The Center for Study of Health System Change published a brief report today suggesting that the lack of progress on lowering health care inflation combined with greater availability of both subsidized and nonsubsidized individual insurance has lessened employer commitment to continuing to offer health insurance, especially to low wage workers. This is in contrast to information published last week in Health Affairs, where a survey by the National Opinion Research Center (NORC) showed that there was little "crowd out" of employer health insurance by the new state program.
If employer-based health insurance declines, it will be hard to tell whether this is due to the state Connector program or due to the severe decline of financial fortunes in many Massachusetts industries, especially the financial services industry.
For readers in HPM 235, we'll be talking about health care reform on Wednesday, November 5 (and slides are posted at the end of class 2)

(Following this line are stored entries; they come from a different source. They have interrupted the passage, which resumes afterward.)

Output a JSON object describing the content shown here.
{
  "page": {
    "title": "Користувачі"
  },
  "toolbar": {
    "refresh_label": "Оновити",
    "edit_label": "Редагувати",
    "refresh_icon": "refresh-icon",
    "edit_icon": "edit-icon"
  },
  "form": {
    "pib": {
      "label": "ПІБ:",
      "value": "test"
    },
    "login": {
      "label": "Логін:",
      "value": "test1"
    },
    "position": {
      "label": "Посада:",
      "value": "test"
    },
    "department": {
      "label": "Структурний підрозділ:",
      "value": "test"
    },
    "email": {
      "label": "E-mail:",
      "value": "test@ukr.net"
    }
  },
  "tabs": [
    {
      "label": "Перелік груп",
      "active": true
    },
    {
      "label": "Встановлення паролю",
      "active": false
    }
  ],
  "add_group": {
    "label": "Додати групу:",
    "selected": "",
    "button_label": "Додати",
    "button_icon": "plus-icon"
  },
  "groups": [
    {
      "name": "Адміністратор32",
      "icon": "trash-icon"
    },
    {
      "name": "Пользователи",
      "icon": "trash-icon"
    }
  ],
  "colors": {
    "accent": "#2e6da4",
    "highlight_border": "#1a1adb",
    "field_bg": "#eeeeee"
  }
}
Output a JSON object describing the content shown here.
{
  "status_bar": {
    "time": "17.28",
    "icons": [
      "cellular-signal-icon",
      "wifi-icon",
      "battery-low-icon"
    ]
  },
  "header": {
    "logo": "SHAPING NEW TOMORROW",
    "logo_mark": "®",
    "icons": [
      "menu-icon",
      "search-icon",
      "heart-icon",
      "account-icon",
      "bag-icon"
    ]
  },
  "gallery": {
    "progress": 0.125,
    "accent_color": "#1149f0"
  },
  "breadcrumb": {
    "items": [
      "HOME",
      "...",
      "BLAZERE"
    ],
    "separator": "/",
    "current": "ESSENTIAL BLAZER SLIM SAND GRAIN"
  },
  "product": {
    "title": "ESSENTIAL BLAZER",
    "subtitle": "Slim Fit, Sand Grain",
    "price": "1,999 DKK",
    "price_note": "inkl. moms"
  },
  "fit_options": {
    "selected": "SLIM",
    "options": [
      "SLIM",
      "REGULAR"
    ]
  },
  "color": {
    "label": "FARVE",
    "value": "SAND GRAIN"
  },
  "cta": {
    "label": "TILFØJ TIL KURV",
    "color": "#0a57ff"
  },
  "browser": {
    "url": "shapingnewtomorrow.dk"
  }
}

Cost Saving vs. Cost Effective
10:05 AM
In Wednesday's class, we talked about cost effectiveness compared to cost saving. For instance, it is cost EFFECTIVE to do mammography to prevent premature deaths from breast cancer -- in that it costs less than $40,000 per quality adjusted life year saved. (This depends a bit on context -- how old the woman is, pretest probability, and previous mammogram). The good news about doing more mammograms is that fewer women will die prematurely of breast cancer. However, there are no savings available - we're just spending our resources to buy something of real value.
There are very few things we do in the "medical industrial complex" that are cost SAVING. I mentioned that from my perspective it was hard to name anything beyond childhood immunization and antiretrovirals for patients with full-blown AIDS. Class member Ben Geisler has pointed me to the Tufts cost effectiveness registry.
Ben has found a number of other medical approaches that do seem to be cost saving:
- Hip pads to prevent fractures in high risk nursing home residents
-TB testing and treatment for chinese immigrants to US in year 2000
- Gemfibrozole (cholesterol agent) for men with known cardiac disease
-Antiosteoporosis treatment for older women at VERY high risk
- Alpha interferon for hep C in 45 year old man (I am dubious on this one myself)
- Acyclovir therapy for herpes zoster and chickenpox in limited populations(I'm dubious here too)
-Leg angioplasty for a very specific population to relieve rest pain in legs
Note that in all instances these are VERY limited populations!
Remember you always have to ask "cost saving compared to what?" For instance, it might be cost effective to use Viagra instead of a penile implant -- but Viagra can never be cost saving within the health care system compared to no therapy at all!
Women Pay More for Insurance Than Men
9:37 AM

Abby Ruettgers of our class points out that the NYTimes published data today showing that women are charged more than men for health insurance in the individual insurance market. This is especially prominent for young adults.
This isn't a real surprise. In fact, I think this represents childbirth as opposed to gender discrimination.
This is one more example of the problems of the individual market. While many will say that the individual market eliminates "moral hazard" and makes people pay for their own poor health decisions -- it's not clear we want to penalize women of childbearing age for the chance they might decide to have a child!